The METRO Real Estate Committee held a meeting Monday afternoon at its main office on Main Street, attracting residents from areas like Forest West, Pinemont Park and Oak Forest to voice their concern over the potential low income apartments. The Leader previously reported in Nov. 2014 that the 14.8 acre property had been declared a “surplus property,” and residents voiced their desire to see the land bring in retail establishments.
The Houston Housing Authority has since made a proposal to purchase the land for low income housing. While there aren’t specific plans yet for the community according to HHA representatives, HHA Chair Lance Gilliam said the organization would utilize eminent domain should the property be put on the market and sold publicly.

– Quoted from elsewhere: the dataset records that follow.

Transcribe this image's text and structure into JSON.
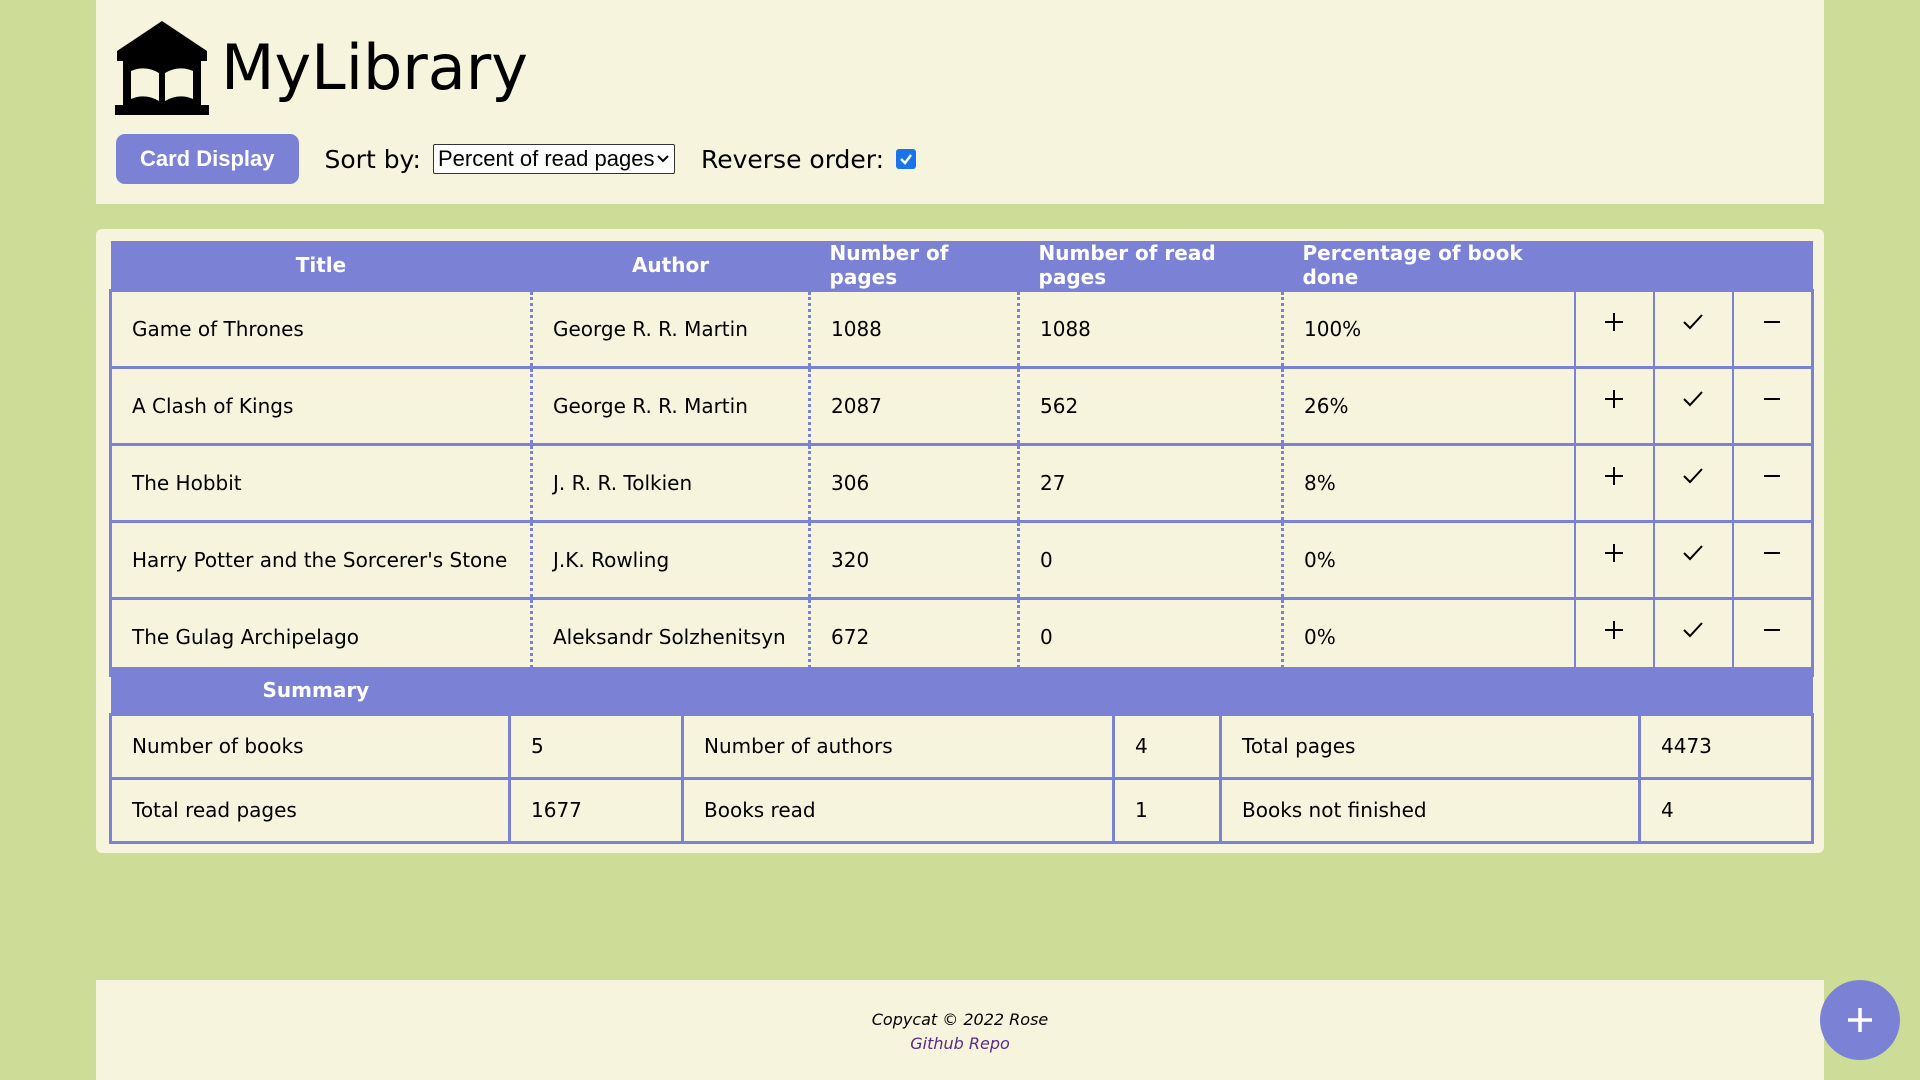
{
  "header": {
    "app_title": "MyLibrary",
    "logo_icon": "library-building-icon",
    "card_display_label": "Card Display",
    "sort_label": "Sort by:",
    "sort_selected": "Percent of read pages",
    "reverse_label": "Reverse order:",
    "reverse_checked": true
  },
  "table": {
    "columns": [
      "Title",
      "Author",
      "Number of pages",
      "Number of read pages",
      "Percentage of book done"
    ],
    "actions": [
      "plus-icon",
      "check-icon",
      "minus-icon"
    ],
    "rows": [
      {
        "title": "Game of Thrones",
        "author": "George R. R. Martin",
        "pages": "1088",
        "read": "1088",
        "percent": "100%"
      },
      {
        "title": "A Clash of Kings",
        "author": "George R. R. Martin",
        "pages": "2087",
        "read": "562",
        "percent": "26%"
      },
      {
        "title": "The Hobbit",
        "author": "J. R. R. Tolkien",
        "pages": "306",
        "read": "27",
        "percent": "8%"
      },
      {
        "title": "Harry Potter and the Sorcerer's Stone",
        "author": "J.K. Rowling",
        "pages": "320",
        "read": "0",
        "percent": "0%"
      },
      {
        "title": "The Gulag Archipelago",
        "author": "Aleksandr Solzhenitsyn",
        "pages": "672",
        "read": "0",
        "percent": "0%"
      }
    ]
  },
  "summary": {
    "heading": "Summary",
    "number_of_books_label": "Number of books",
    "number_of_books": "5",
    "number_of_authors_label": "Number of authors",
    "number_of_authors": "4",
    "total_pages_label": "Total pages",
    "total_pages": "4473",
    "total_read_pages_label": "Total read pages",
    "total_read_pages": "1677",
    "books_read_label": "Books read",
    "books_read": "1",
    "books_not_finished_label": "Books not finished",
    "books_not_finished": "4"
  },
  "footer": {
    "copyright": "Copycat © 2022 Rose",
    "repo_link": "Github Repo"
  },
  "fab_icon": "plus-icon",
  "colors": {
    "background": "#cddd98",
    "panel": "#f6f4dd",
    "accent": "#7b82d6",
    "link": "#5a2a8a"
  }
}
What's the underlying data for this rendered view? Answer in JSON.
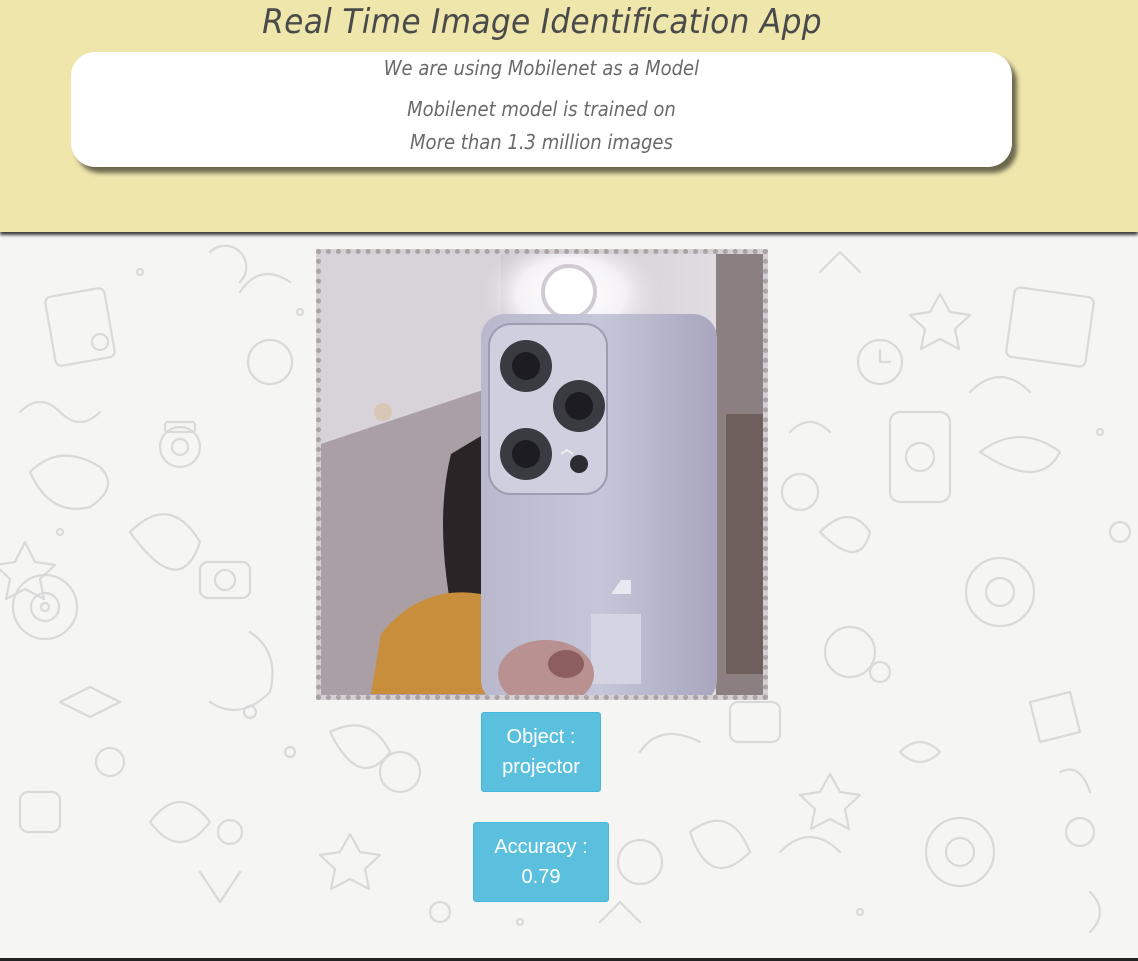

Residents voiced their frustration and disappointment over what one resident called a “backroom deal,” citing potential crime and negative effects on surrounding property values should the complex be built.
Sandra Cirone, Pinemont Park Homeowners Association Boardmember, said she shared many of the concerns of her fellow neighbors and cited traffic and drainage problems among some of the other potential issues it might bring.
“I feel that putting something in that large will impede traffic along Pinemont as well as foot traffic into our community,” Cirone said. “Also from a school standpoint, how is this going to affect schools that are already full in that particular area?”
Juan Cuevas, a commercial realtor and resident of Oak Forest since 2007, said the end-use of the property should be determined by the free market.
“To know that the highest and best use for this property has not been defined by the free market where this is exposed to everybody – it might still end up being this kind of housing – but this feels like a back door deal,” Cuevas said.
METRO Real Estate Committee co-chair Diane Lewter said the committee has held two meetings in the past with the opportunity for residents to offer public comment; however only one person showed up to a previous meeting. Committee members argue the process has been open, as all actions and conversations have been streamed and posted online METRO’s website.
In an email Forest West Association president David Ojeman called the threat of eminent domain a “gross abuse of power.”
“It is hard to believe that the city would just say we are going to buy this property without doing any impact studies on how this will affect our automobile traffic, foot traffic, our schools and not to mention the criminal element,” Ojeman said.
However, there were a few dissenting voices present at the meeting. One resident, who grew up in similar low income housing, called the HHA a “wonderful organization” and said his family is an example of the American dream.
“These children, and these families, just because they’re poor, it does not lead to crime,” the resident said. “I apologize for my neighbors and their attitudes of classism, because that’s what this is.”
METRO Real Estate Committee co-chair Jim Robinson said officials would recommend to the METRO board to begin a public bidding process and report on the community’s testimony. However, if the HHA chooses to exercise eminent domain or pay the highest appraised price for the property, it will be out of the hands of METRO officials.
“I know at the city level there is great support for this project,” Lewter said. “I know their feeling is there is a real need for working families and they want them to be in good housing.”
Another METRO board meeting will be held 9 a.m. April 23 at 1900 Main St.